I’ve had a bunch of links sitting around I meant to share forever ago, but they fell through the cracks. So if they seem a little late, well, too bad.
Cool Stuff
- A lot of sites (Cincinnati.Com included) have been running with the idea of expanding data coverage on local crime, but the Knight News Challenge entry named Homicide Watch D.C. has a great idea to do more than that by putting a focus on the victims instead of jut the crime. While such a database would be meaningful tot he community and become a valuable news resource, I think it would be tough to keep up in the long run.
- Ethnic media’s four-step model for the news industry’s future – Ethnic press has a lot of evolutionary tendencies that could be taken to heart by more general interest new providers – honestly, what they suggest here should have been done all along.
End of year/2010 Stuff
- An online journalist’s 10 resolutions for 2010 – A lot of good advice here for online journalists, beat writers and web developers alike.

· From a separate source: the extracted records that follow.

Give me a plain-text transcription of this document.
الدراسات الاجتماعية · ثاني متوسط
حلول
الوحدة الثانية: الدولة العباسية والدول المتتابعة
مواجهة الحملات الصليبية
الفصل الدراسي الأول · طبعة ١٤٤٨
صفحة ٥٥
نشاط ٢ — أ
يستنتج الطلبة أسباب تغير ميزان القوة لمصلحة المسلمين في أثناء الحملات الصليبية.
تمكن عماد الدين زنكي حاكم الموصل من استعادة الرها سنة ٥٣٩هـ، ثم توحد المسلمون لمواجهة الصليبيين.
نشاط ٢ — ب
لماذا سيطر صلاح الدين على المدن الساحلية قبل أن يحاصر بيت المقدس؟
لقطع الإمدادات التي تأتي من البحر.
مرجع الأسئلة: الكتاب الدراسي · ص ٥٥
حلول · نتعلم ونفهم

- Ten things every journalist should know in 2010 – Great tips for the skills and basic understandings of the business journalists should learn or consider in 2010.
- The Gawker Decade: How Gawker Media Defined The 2000s – A thoughtful look at Gawker’s success and how it has changed journalism – mostly for the worse. Gawker and its properties have forced media to evolve, which is great, but at what cost to the overall business?
The Twitter
- Why Twitter Will Endure – David Carr explains the inherent usefulness of Twitter – and how because of its utility, he believes it will outlast its competitors once the novelty wears off.
- The Use of Twitter by America’s Newspapers – A detailed analysis with lots of data on how newspapers use Twitter. While I’m still unclear as to how they determine a paper’s overall rank (does it evaluate all the paper’s accounts?), it is interesting to see which paper’s interact the most, as opposed to blasting out updates all of the time.